My two cents: If TRE helps you cut calories (and maintain that for at least 6 months), therein lies most of the benefit. If TRE isn't helping you cut calories or improve your health after 6 months (or is contributing to poorer food choices and/or "binging" after your fasting window is over), you likely need to focus more on “what you eat,” “why you eat” and/or "how much you eat.” There are always exceptions to general principles and your health and nutrition plan should be personalized to you. For example, insomnia-sufferers, but not healthy sleepers, may benefit from eating kiwi or tart cherry juice before bed.

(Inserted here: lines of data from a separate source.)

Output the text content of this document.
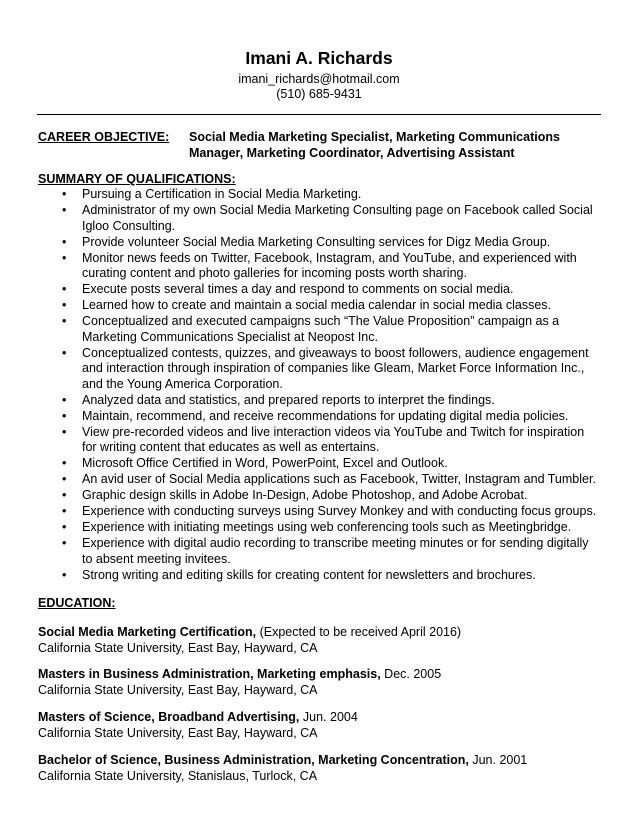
Imani A. Richards
imani_richards@hotmail.com
(510) 685-9431
CAREER OBJECTIVE: Social Media Marketing Specialist, Marketing Communications Manager, Marketing Coordinator, Advertising Assistant
SUMMARY OF QUALIFICATIONS:
•	Pursuing a Certification in Social Media Marketing.
•	Administrator of my own Social Media Marketing Consulting page on Facebook called Social Igloo Consulting.
•	Provide volunteer Social Media Marketing Consulting services for Digz Media Group.
•	Monitor news feeds on Twitter, Facebook, Instagram, and YouTube, and experienced with curating content and photo galleries for incoming posts worth sharing.
•	Execute posts several times a day and respond to comments on social media.
•	Learned how to create and maintain a social media calendar in social media classes.
•	Conceptualized and executed campaigns such “The Value Proposition” campaign as a Marketing Communications Specialist at Neopost Inc.
•	Conceptualized contests, quizzes, and giveaways to boost followers, audience engagement and interaction through inspiration of companies like Gleam, Market Force Information Inc., and the Young America Corporation.
•	Analyzed data and statistics, and prepared reports to interpret the findings.
•	Maintain, recommend, and receive recommendations for updating digital media policies.
•	View pre-recorded videos and live interaction videos via YouTube and Twitch for inspiration for writing content that educates as well as entertains.
•	Microsoft Office Certified in Word, PowerPoint, Excel and Outlook.
•	An avid user of Social Media applications such as Facebook, Twitter, Instagram and Tumbler.
•	Graphic design skills in Adobe In-Design, Adobe Photoshop, and Adobe Acrobat.
•	Experience with conducting surveys using Survey Monkey and with conducting focus groups.
•	Experience with initiating meetings using web conferencing tools such as Meetingbridge.
•	Experience with digital audio recording to transcribe meeting minutes or for sending digitally to absent meeting invitees.
•	Strong writing and editing skills for creating content for newsletters and brochures.
EDUCATION:
Social Media Marketing Certification, (Expected to be received April 2016)
California State University, East Bay, Hayward, CA
Masters in Business Administration, Marketing emphasis, Dec. 2005
California State University, East Bay, Hayward, CA
Masters of Science, Broadband Advertising, Jun. 2004
California State University, East Bay, Hayward, CA
Bachelor of Science, Business Administration, Marketing Concentration, Jun. 2001
California State University, Stanislaus, Turlock, CA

You don't have to feel "lost in the weeds" with info like this. I address all of these diet & health elements (what you eat, when you eat, why you eat, and how much you eat) and so much more in my upcoming group program, Prevent and Reverse Disease (with personalization built in). I also include the powerful Prolon fasting kits.... get the benefits of fasting while still eating, yay!! Program starts May 9, sign up here.


Bottom Line: TRE is a tool in the toolbox and it may not work for everyone but I find it a pretty helpful tool for those with metabolic dysfunction, chronic inflammation, obesity and other lifestyle-related health conditions.